Washington launched air strikes in support of Kurdish forces in
northern Iraq on August 8.
But it has so far been reluctant to expand its operations amid
Pentagon warnings that military intervention alongside Baghdad
government forces risks further alienating Sunni Arabs without more
strenuous efforts by the Shiite-led administration to engage the
disenchanted minority community.
Shiite militia and Kurdish forces closed on the besieged enclave on
Sunday, reaching within five kilometres (three miles) of the forces
inside it, militia commander Mohammed Mahdi al-Bayati said.
A roadside bomb south of the town killed four militiamen, officers said.
Australian, British, French and US aircraft dropped relief supplies to
the thousands of civilians trapped in the enclave.
"At the request of the government of Iraq, the United States military
today airdropped humanitarian aid to the town of Amerli," said
Pentagon spokesman Rear Admiral John Kirby.
"The United States Air Force delivered this aid alongside aircraft
from Australia, France and the United Kingdom, who also dropped much
needed supplies."
The aid drops came alongside "coordinated air strikes against nearby
ISIL terrorists in order to support this humanitarian assistance
operation," he added.
He was referring to the jihadist forces who called themselves the
Islamic State in Iraq and the Levant (ISIL) before dropping the
geographic reference when they declared a pan-Islamic caliphate after
their sweeping advance in June.
"The operations will be limited in their scope and duration as
necessary to address this emerging humanitarian crisis and protect the
civilians trapped in Amerli," Kirby said.

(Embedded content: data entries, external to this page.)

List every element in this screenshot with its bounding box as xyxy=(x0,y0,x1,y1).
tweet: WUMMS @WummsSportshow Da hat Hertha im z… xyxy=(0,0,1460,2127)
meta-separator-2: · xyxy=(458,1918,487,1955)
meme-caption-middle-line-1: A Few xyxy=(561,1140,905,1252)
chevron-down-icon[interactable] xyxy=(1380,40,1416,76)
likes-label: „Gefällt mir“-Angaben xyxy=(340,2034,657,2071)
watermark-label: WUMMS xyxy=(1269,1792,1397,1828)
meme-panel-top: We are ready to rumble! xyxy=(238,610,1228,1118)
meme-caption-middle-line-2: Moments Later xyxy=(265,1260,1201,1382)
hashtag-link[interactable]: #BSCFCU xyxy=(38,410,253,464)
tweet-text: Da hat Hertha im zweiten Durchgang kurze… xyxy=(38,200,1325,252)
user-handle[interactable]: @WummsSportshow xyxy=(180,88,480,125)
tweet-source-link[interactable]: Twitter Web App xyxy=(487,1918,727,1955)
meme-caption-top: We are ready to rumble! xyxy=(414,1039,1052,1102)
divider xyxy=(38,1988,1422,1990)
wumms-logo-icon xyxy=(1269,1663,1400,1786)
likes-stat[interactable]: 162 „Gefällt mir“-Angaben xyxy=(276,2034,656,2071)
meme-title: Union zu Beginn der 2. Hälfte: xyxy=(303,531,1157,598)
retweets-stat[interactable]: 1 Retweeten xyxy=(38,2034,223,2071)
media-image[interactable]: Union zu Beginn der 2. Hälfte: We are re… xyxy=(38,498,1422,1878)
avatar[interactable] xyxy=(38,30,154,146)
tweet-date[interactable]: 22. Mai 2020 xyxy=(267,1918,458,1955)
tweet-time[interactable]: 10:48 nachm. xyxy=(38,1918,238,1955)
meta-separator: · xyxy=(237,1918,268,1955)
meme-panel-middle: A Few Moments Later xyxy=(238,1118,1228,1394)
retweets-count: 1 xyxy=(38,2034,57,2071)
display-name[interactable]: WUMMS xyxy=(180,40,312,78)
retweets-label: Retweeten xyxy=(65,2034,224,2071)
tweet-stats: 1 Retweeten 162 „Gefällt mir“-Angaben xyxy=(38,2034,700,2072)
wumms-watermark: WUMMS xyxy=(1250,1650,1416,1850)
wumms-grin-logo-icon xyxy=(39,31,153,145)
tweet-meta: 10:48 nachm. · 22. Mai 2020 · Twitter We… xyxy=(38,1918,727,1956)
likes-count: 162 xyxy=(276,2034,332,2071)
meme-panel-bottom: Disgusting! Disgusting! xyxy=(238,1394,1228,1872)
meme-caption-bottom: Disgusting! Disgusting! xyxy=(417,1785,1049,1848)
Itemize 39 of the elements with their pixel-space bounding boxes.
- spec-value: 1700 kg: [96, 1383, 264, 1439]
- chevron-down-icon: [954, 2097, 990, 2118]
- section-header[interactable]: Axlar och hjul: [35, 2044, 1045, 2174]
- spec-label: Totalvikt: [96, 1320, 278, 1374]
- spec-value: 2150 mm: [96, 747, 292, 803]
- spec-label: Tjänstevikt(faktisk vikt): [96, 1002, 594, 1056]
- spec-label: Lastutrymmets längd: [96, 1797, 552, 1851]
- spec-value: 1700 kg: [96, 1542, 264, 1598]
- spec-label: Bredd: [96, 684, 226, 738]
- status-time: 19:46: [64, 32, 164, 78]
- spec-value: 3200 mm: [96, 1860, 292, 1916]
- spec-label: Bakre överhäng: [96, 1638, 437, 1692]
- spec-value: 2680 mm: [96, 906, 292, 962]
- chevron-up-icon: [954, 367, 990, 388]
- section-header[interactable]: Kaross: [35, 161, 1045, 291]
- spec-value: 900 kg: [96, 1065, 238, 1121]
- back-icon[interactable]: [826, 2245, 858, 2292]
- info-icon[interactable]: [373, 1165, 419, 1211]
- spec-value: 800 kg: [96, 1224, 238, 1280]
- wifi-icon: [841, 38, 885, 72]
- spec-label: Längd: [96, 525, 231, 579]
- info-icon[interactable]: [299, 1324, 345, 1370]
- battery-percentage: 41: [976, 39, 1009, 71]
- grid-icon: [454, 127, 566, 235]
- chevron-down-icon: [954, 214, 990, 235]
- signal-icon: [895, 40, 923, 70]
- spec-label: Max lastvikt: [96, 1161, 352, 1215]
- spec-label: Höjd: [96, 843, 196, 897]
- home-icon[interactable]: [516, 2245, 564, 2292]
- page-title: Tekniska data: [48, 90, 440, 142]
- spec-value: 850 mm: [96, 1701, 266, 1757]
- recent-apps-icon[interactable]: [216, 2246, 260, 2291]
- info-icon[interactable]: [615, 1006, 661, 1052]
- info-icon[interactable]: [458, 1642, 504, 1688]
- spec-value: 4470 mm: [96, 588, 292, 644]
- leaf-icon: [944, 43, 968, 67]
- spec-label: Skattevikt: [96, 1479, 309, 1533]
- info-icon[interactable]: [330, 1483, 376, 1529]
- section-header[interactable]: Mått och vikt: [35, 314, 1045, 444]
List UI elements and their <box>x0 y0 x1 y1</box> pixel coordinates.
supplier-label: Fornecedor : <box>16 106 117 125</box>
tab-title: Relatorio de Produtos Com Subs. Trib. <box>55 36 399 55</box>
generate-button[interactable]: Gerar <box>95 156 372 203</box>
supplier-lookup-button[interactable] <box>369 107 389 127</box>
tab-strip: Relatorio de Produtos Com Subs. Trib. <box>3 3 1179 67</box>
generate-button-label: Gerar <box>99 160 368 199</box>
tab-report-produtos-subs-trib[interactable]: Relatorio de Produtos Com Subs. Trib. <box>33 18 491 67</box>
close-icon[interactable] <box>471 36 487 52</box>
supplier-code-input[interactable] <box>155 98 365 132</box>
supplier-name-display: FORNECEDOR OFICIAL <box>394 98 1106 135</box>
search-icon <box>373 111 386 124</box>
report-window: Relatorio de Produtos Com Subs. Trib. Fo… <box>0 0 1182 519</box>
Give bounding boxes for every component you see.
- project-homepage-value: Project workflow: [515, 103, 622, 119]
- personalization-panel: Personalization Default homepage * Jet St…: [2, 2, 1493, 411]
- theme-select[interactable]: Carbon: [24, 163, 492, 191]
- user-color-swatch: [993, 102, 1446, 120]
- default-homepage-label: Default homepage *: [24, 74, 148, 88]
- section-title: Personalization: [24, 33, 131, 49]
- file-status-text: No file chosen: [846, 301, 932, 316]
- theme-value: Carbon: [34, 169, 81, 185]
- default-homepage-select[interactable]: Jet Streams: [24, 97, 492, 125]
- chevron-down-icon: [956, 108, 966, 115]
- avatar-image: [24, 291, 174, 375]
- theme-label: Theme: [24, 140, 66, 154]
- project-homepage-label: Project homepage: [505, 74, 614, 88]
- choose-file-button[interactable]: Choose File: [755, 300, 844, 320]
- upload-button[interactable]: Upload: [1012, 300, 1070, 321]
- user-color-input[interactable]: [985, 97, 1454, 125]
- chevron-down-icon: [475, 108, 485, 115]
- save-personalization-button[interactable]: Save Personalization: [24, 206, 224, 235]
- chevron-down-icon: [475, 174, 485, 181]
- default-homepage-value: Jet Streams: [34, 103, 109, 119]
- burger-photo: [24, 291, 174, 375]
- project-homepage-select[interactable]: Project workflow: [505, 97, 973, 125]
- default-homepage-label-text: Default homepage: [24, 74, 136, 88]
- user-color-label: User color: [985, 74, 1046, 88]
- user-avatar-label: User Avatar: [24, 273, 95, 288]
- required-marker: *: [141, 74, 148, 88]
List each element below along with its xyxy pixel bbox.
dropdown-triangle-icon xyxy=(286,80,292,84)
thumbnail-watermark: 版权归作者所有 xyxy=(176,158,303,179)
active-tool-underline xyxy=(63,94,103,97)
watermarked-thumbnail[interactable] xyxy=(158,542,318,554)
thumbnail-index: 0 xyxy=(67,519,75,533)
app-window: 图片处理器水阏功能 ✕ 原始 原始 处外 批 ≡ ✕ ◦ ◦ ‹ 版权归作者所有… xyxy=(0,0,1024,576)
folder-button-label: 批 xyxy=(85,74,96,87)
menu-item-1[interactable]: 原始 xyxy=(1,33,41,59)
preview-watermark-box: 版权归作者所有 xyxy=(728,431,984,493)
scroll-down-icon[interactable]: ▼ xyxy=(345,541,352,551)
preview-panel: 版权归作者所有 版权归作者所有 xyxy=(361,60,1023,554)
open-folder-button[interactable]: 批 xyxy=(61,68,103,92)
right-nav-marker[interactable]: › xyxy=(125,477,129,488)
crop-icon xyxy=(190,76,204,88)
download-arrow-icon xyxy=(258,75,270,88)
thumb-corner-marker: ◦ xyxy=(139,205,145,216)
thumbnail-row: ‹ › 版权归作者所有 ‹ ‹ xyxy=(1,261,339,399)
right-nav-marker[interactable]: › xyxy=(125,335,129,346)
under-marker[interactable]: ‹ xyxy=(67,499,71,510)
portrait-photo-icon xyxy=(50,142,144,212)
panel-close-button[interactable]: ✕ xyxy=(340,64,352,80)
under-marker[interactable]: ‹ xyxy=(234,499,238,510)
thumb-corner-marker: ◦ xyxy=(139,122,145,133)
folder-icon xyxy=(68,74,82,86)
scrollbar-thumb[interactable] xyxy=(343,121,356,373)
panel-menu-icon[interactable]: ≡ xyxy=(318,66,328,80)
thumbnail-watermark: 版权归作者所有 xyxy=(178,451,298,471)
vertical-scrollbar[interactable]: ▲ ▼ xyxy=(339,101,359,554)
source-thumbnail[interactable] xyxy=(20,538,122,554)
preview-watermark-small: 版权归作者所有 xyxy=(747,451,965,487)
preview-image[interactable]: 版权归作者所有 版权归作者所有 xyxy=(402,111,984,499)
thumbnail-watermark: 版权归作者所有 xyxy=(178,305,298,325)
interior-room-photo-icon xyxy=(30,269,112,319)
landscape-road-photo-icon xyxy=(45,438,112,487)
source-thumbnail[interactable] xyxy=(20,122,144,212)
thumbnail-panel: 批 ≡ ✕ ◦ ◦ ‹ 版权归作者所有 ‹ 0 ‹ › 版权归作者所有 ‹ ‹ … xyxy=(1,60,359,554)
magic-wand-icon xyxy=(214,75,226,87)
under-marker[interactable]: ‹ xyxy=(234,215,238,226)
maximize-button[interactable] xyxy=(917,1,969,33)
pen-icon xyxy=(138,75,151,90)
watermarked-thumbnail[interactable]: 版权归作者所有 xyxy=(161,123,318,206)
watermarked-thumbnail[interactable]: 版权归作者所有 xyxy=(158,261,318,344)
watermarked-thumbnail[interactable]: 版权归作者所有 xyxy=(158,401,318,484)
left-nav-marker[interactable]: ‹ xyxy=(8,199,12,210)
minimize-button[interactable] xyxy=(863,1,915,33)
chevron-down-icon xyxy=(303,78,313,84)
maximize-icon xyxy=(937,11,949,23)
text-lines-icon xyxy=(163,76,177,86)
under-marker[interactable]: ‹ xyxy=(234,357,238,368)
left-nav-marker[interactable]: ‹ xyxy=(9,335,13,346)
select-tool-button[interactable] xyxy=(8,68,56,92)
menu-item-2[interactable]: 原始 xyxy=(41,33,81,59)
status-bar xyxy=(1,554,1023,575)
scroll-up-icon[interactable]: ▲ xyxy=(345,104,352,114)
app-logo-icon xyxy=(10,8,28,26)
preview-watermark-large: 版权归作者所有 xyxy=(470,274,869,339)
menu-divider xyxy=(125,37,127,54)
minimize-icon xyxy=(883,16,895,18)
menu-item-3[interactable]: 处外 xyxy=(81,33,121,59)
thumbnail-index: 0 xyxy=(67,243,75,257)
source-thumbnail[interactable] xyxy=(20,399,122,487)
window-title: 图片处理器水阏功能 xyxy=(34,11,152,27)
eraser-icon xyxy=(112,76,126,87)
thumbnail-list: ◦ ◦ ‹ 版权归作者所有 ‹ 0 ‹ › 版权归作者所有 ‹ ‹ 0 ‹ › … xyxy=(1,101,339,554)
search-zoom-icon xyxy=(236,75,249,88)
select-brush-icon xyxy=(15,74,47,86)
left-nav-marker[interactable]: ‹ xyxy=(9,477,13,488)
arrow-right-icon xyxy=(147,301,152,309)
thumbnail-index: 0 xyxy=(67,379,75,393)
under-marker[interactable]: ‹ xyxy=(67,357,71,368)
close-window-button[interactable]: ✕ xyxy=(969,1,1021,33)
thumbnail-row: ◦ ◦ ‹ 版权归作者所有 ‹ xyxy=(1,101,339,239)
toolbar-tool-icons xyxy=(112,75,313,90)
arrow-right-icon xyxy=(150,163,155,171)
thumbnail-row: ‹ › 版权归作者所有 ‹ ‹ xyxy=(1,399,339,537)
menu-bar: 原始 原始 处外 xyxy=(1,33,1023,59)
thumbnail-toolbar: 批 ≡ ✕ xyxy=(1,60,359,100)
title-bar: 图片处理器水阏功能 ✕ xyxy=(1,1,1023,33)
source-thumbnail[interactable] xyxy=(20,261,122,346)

US Central Command said the US supplies dropped included around 47,775
litres (10,500 gallons) of drinking water and 7,000 pre-packaged
meals.
Three US air strikes destroyed "three ISIL Humvees, one ISIL armed
vehicle, one ISIL checkpoint and one ISIL tank near Amerli".
"The US military will continue to assess the effectiveness of these
operations and work with the Department of State, the US Agency for
International Development, as well as international partners including
the government of Iraq, the United Nations, and non-government
organisations to provide humanitarian assistance in Iraq as needed,"
Kirby said.
The US military also launched fresh air strikes Saturday on IS forces
near Iraq's largest dam, north of the militant-held northern city of
Mosul, the Pentagon said.
Kurdish forces retook the dam after briefly losing it to the jihadists
earlier this month, securing the source of much of the power and
irrigation water for the region around Iraq's second city.
The jihadist Islamic State and its allies control swathes of both
northern and western Iraq and neighbouring northeastern Syria where
their rule has witnessed a spate of atrocities that have shocked the
world.
Washington has thus far ruled out any cooperation with the Damascus
regime against the jihadists but has attempted to enlist the support
longtime foe Tehran, a key backer of Syrian President Bashar al-Assad.
Writing in the New York Times, US Secretary of State John Kerry urged
"a united response led by the United States and the broadest possible
coalition of nations" to combat IS.
Kerry said he and Defence Secretary Chuck Hagel would meet European
counterparts on the sidelines of an upcoming NATO summit to enlist
assistance, and then travel to the Middle East to build support "among
the countries that are most directly threatened".
US President Barack Obama has acknowledged that Washington has no
strategy yet to tackle IS, which has declared an Islamic "caliphate"
in the territory under its control in Iraq and Syria.